Deep Dive
Aleph Alpha builds theoretical inference model for DeepSeek: Deriving performance from hardware primitives
Aleph Alpha created a theoretical inference model for DeepSeek v3 to estimate throughput from hardware parameters, analyzing trade-offs across GPU setups to help practitioners optimize performance and cost for large MoE models.

The German AI research lab Aleph Alpha has published a detailed report on a theoretical inference model they built for DeepSeek v3, currently the most popular open-source large language model. The work is meant to give organizations a practical handle on the tricky interplay between latency, throughput, and cost when deploying large mixture-of-experts (MoE) models in production.
DeepSeek v3 has gained real traction in the open-source community thanks to state-of-the-art performance and recent inference-time optimizations that make the model surprisingly efficient to serve despite its enormous size. The Aleph Alpha team wanted to understand how those architectural decisions and optimizations actually work in practice, so they built a model that estimates throughput based on specific hardware parameters.
Methodology and key findings
The theoretical model breaks down how factors such as GPU count and interconnect speed shift the performance bottleneck among compute, memory, and communication bandwidth. The report maps out these trade-offs across various hardware setups, offering guidance for practitioners looking to fine-tune their inference infrastructure.

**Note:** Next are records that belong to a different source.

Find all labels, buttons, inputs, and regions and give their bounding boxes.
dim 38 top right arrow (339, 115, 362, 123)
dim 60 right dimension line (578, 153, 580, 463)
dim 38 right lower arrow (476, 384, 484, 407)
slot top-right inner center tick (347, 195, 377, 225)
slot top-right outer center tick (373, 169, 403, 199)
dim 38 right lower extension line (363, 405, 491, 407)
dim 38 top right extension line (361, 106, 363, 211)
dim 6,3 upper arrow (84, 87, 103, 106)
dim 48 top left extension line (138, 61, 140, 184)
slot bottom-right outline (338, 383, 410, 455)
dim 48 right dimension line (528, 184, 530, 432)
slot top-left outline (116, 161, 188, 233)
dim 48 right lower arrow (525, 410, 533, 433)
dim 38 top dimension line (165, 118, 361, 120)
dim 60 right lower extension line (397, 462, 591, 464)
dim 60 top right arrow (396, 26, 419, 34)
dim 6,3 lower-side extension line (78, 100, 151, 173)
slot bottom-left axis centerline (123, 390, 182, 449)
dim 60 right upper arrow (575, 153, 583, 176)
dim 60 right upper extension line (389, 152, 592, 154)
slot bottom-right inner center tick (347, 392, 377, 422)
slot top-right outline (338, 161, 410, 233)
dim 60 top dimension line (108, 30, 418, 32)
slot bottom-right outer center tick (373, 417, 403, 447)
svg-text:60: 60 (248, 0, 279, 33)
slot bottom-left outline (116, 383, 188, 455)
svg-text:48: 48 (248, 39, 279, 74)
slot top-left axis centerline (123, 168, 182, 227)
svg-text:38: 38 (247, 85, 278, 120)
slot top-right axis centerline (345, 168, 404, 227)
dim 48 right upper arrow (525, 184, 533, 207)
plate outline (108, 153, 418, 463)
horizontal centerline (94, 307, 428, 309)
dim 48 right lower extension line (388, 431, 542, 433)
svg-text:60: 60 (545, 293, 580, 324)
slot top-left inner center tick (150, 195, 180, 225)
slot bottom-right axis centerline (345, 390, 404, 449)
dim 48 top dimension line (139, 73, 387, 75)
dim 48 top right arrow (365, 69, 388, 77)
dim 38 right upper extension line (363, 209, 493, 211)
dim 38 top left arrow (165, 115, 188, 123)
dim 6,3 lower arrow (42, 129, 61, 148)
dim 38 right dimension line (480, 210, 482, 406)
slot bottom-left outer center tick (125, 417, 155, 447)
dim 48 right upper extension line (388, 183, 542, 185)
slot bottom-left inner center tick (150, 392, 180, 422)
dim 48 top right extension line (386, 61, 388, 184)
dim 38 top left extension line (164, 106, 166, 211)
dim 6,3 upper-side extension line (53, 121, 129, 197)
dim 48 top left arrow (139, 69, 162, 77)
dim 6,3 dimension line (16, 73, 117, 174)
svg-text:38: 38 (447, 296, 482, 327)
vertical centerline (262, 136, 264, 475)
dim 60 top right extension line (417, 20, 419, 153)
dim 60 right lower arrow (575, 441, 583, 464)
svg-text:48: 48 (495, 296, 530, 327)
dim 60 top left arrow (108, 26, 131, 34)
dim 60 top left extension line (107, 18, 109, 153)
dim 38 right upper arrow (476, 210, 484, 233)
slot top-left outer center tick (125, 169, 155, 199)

One of the core challenges with MoE models like DeepSeek v3 is that they introduce sparsity in the forward pass, which can lead to imbalanced load across experts and unpredictable communication patterns. Aleph Alpha's model accounts for these complexities by treating the inference pipeline as a series of interdependent stages, each constrained by different hardware primitives.
Implications for deployment
The findings suggest that for many configurations, the bottleneck isn't raw compute but memory bandwidth or inter-GPU communication. That has direct implications for hardware procurement and cluster design. Organizations may need to prioritize high-bandwidth interconnects over sheer GPU count to achieve optimal inference throughput.
Aleph Alpha notes that their model is intentionally simplified to focus on the most critical variables. "Our goal is to provide practical insights for anyone navigating the complex world of large MoE model inference," the team stated in their blog post.
Broader context
This work arrives at a time when open-source LLMs are increasingly being adopted for enterprise applications, and the cost of inference remains a key barrier. Models like DeepSeek v3, while powerful, require careful tuning of hardware and software stacks to be economically viable at scale.
The Aleph Alpha report adds to a growing body of research aimed at making LLM inference more predictable and efficient. By offering a theoretical framework that ties hardware primitives directly to performance, the team hopes to help practitioners make informed decisions about infrastructure investments.
The full report, available for download from Aleph Alpha, includes detailed data and analysis for various hardware configurations. It promises to sharpen intuition around inference performance for large MoE models.